– Nie mury, tylko człowieczeństwo się liczy – mówi Władysław Grochowski, prezes grupy Arche, jednej z największych sieci hotelarskich w Polsce. W liście otwartym do polskiego rządu deklaruje gotowość przyjęcia 100 rodzin uchodźców z polsko-białoruskiej granicy.
– Spać nie mogę spokojnie przez to, co się tam dzieje – przyznaje na wstępie biznesmen, którego firma ma już 15 hoteli w Polsce, a jeden z nich to wielki Zamek Biskup w Janowie Podlaskim. Oprócz tego, prowadzi też działalność deweloperską.
– Napisałem ten list, bo czułem taką potrzebę i niezależnie od konsekwencji chciałem podzielić się opinią. Jakoś po latach różnych doświadczeń staję się coraz bardziej odważny – nie ukrywa Grochowski, który nie jest związany z żadną partią polityczną.

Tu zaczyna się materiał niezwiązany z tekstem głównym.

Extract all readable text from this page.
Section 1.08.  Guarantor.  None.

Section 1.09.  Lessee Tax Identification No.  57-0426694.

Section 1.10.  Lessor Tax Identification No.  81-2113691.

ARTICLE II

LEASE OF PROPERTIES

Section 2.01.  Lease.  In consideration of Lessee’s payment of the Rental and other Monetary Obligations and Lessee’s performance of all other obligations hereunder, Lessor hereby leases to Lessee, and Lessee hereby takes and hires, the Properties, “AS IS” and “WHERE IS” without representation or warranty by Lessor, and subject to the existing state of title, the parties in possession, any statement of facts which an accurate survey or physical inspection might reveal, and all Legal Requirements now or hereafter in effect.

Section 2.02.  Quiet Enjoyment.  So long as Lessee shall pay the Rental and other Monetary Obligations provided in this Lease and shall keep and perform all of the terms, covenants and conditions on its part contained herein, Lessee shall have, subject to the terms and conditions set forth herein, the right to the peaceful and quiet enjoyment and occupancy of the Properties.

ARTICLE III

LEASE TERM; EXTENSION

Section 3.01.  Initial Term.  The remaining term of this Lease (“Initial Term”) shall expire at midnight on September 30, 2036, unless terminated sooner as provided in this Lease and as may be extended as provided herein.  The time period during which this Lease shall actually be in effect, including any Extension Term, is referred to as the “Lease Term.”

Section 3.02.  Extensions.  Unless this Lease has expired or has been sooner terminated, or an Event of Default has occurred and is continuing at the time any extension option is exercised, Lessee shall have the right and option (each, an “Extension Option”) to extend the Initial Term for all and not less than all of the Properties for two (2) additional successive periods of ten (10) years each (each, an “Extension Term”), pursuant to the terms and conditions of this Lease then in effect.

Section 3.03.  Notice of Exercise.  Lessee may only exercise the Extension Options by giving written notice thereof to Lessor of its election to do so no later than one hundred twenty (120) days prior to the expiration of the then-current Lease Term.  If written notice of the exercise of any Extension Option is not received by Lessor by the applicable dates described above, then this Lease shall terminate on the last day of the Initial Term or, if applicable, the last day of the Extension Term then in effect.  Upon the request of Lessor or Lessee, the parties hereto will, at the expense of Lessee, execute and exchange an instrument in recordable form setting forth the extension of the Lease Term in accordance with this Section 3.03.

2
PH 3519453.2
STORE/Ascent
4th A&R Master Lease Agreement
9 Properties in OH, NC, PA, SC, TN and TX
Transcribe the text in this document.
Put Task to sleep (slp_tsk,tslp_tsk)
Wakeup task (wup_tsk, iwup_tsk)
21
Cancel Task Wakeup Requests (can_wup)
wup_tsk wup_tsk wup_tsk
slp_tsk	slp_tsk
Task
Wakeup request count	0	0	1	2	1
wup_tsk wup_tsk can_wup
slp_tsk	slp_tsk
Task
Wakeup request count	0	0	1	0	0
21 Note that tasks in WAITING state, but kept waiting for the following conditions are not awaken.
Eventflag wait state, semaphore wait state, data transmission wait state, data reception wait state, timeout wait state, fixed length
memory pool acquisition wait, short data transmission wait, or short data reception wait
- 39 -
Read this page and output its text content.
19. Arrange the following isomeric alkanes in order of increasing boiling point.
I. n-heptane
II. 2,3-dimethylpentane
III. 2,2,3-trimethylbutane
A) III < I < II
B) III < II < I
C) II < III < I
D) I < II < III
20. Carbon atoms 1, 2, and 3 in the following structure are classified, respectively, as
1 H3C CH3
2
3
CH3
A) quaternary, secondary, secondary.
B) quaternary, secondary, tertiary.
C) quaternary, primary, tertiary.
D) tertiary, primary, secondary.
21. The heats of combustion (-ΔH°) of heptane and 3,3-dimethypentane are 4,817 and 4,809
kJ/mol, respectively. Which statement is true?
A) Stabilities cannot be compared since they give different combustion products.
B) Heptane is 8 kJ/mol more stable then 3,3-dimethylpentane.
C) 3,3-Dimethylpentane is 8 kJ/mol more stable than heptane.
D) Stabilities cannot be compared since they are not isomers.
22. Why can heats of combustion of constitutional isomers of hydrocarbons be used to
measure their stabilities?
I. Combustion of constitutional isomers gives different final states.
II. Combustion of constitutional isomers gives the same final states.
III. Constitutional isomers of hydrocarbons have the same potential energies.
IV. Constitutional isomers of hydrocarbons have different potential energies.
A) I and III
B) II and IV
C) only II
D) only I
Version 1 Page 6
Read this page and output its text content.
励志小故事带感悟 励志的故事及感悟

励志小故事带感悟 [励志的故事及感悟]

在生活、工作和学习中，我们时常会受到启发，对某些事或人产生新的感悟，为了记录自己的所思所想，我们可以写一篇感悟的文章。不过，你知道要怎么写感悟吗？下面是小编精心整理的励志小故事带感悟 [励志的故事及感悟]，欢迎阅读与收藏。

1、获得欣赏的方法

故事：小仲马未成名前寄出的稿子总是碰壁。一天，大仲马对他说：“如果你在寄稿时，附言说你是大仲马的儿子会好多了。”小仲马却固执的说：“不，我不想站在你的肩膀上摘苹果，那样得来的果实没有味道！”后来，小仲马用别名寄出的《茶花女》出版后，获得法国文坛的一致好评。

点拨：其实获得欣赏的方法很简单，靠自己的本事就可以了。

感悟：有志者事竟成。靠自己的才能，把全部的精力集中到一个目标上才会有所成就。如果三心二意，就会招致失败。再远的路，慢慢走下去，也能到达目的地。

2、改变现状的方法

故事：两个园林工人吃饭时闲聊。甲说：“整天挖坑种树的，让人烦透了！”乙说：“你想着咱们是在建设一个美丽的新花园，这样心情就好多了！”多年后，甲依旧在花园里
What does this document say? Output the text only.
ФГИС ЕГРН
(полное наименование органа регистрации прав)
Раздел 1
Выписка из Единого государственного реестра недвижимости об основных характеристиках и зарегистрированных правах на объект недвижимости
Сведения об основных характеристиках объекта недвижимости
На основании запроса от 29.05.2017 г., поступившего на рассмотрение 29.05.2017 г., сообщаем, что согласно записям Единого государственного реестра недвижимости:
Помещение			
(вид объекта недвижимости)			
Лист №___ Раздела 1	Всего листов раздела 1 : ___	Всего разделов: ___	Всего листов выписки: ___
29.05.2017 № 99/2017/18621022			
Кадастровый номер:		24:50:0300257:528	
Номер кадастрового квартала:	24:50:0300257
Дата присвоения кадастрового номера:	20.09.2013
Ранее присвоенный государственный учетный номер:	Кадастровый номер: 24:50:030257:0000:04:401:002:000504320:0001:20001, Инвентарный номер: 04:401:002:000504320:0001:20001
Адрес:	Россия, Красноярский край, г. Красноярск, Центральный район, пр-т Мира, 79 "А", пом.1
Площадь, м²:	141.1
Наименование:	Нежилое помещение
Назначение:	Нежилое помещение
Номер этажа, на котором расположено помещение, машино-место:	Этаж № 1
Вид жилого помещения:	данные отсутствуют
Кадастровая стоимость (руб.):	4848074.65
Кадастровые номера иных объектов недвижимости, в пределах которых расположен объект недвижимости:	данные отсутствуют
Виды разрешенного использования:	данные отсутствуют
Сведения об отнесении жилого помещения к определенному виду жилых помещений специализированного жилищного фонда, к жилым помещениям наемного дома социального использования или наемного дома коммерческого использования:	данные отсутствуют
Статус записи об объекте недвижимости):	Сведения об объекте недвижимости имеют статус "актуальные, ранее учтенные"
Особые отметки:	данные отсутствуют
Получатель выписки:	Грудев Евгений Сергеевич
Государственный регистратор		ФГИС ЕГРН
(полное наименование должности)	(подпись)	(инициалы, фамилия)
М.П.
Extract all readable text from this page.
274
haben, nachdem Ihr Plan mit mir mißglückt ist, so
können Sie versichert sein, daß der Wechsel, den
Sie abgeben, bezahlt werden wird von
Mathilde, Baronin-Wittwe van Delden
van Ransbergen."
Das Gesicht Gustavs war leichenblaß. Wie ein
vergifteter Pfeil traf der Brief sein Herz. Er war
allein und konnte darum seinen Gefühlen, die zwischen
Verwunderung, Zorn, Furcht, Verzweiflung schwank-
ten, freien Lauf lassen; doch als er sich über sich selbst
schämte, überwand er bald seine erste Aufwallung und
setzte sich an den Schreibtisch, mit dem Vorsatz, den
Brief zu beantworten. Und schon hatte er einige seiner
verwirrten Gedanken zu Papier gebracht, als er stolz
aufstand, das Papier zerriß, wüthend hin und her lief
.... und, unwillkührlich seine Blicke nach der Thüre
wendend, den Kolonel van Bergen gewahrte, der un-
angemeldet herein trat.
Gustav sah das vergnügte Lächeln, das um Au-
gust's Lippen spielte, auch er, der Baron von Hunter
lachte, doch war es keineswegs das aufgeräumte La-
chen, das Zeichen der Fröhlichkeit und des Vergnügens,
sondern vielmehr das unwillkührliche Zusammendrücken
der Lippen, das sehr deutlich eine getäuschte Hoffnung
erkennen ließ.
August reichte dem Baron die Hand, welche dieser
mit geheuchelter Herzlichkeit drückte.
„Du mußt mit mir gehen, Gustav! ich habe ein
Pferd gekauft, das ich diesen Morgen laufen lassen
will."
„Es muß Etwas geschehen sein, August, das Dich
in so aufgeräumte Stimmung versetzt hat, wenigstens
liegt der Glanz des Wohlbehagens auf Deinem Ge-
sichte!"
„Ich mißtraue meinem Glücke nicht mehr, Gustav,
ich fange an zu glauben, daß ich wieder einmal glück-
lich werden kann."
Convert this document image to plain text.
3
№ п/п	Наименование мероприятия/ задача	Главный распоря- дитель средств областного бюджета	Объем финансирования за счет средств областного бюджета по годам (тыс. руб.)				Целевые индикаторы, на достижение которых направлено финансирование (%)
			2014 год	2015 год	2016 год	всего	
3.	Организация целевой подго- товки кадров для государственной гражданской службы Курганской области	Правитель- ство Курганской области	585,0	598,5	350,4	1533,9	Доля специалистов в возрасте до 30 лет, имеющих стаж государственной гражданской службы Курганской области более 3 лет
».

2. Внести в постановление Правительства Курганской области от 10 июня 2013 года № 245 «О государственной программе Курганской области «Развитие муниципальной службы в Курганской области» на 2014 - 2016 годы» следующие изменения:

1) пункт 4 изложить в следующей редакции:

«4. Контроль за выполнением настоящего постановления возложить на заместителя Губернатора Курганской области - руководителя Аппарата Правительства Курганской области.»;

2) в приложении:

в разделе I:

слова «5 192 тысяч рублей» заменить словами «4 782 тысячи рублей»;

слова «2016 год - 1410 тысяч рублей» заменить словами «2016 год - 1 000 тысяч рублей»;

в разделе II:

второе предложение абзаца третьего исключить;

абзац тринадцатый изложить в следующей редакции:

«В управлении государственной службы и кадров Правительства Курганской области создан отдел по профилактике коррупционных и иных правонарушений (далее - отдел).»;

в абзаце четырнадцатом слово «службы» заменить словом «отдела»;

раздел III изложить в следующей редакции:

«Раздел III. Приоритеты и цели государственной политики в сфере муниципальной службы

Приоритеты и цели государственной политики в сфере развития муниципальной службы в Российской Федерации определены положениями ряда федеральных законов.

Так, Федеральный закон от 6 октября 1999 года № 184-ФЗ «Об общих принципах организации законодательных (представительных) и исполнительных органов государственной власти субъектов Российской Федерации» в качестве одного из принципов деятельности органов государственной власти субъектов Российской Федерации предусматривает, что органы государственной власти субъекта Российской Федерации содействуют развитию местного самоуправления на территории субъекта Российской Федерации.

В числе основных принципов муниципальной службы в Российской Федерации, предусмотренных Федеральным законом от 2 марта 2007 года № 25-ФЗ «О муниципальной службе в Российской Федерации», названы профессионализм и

I rzeczywiście, jest odważnie. „Nie zgadzam się na budowę muru, zasieków, poniżanie godności człowieka, skazywanie na jakąkolwiek formę cierpienia, dyskryminację i inwigilację, brak komunikacji z najbliższymi, tylko dlatego, że nie są Polakami, że pochodzą z krajów o odmiennej kulturze religijnej. To, co się tam dzieje (…) to wstyd dla nas. (…) Ważni są ludzie, ich życie, ich istnienie. Ich ludzka godność” – pisze prezes grupy Arche w liście opublikowanym na łamach wtorkowej „Rzeczpospolitej”.
– Stawianie murów nie rozwiąże tego problemu. Historia już to przerabiała. Później te mury burzyliśmy, a teraz powrót do tego. Niestety, politycy mają absurdalne pomysły – nie ukrywa nasz rozmówca. Już wcześniej miał propozycję dla polskiego rządu. – Na samym początku tego kryzysu migracyjnego, gdy w Usnarzu Górnym koczowała grupa cudzoziemców, proponowałem, że po cichu przyjmę tych ludzi. Chciałem zrobić to dyskretnie. Ale nikt nie był zainteresowany – relacjonuje Władysław Grochowski.
Tym razem propozycja jest bardziej zaskakująca. – Jesteśmy w stanie przyjąć 100 rodzin uchodźców, a nawet więcej. Od zaraz, możemy dać pracę w naszych hotelach i zakwaterowanie 200 osobom. Możemy je przeszkolić w różnych częściach Polski, tam, gdzie mamy nasze obiekty – deklaruje szef sieci. – Moja żona mówi, że nawet do domu jesteśmy w stanie przyjąć rodzinę cudzoziemców – podkreśla.
Oprócz listu, biznesmen wysłał takie pismo do kancelarii premiera. – To jest realna propozycja. To powinno być oczywiste, że cudzoziemcy powinni do Polski wjechać. Ten, kto jest uchodźcą politycznym, może starać się o ochronę międzynarodową. A ten, kto chce pracować, powinien taką możliwość otrzymać – uważa przedsiębiorca. Grochowski nie rzuca słów na wiatr, bo już wcześniej z fundacją swojej żony sprowadził do Polski ponad 25 rodzin repatriantów z Kazachstanu i dał im mieszkania i zatrudnienie na dobry start. – Część tych rodzin już się usamodzielniła – precyzuje. Natomiast Fundacja Leny Grochowskiej zatrudnia obecnie m.in. osoby z zespołem Downa. Dlatego prezes Arche dokładnie wie, co oznacza „godność człowieka”.
„Niech Ci ludzie już nie cierpią. Niech ubłoceni, przemoczeni, głodni wstaną z kolan i zaczną nowe życie. Nie godzi się, a trwa to już kilkanaście tygodni, w taki sposób traktować ludzi potrzebujących pomocy. Szczególnie nam Polakom, którzy tyle wycierpieli w przeszłości” – pisze dalej w liście biznesman.
– Otrzymuję dużo podziękowań za te słowa od różnych ludzi. Europa, owszem, może budować potrójne mury, ludzie mogą latać w kosmos, ale problemy głodu czy degradacji środowiska same się nie rozwiążą. Musimy pomagać tam na miejscu, choćby w Afryce, a nie betonować kolejne hektary – apeluje Władysław Grochowski. Liczy również, że inni przedsiębiorcy pójdą w jego ślady i również zechcą pomagać cudzoziemcom.
Pomimo braku rządowej pomocy, grupa Arche wyszła obronną ręką z okresu pandemii. Wkrótce ma również zadebiutować na giełdzie.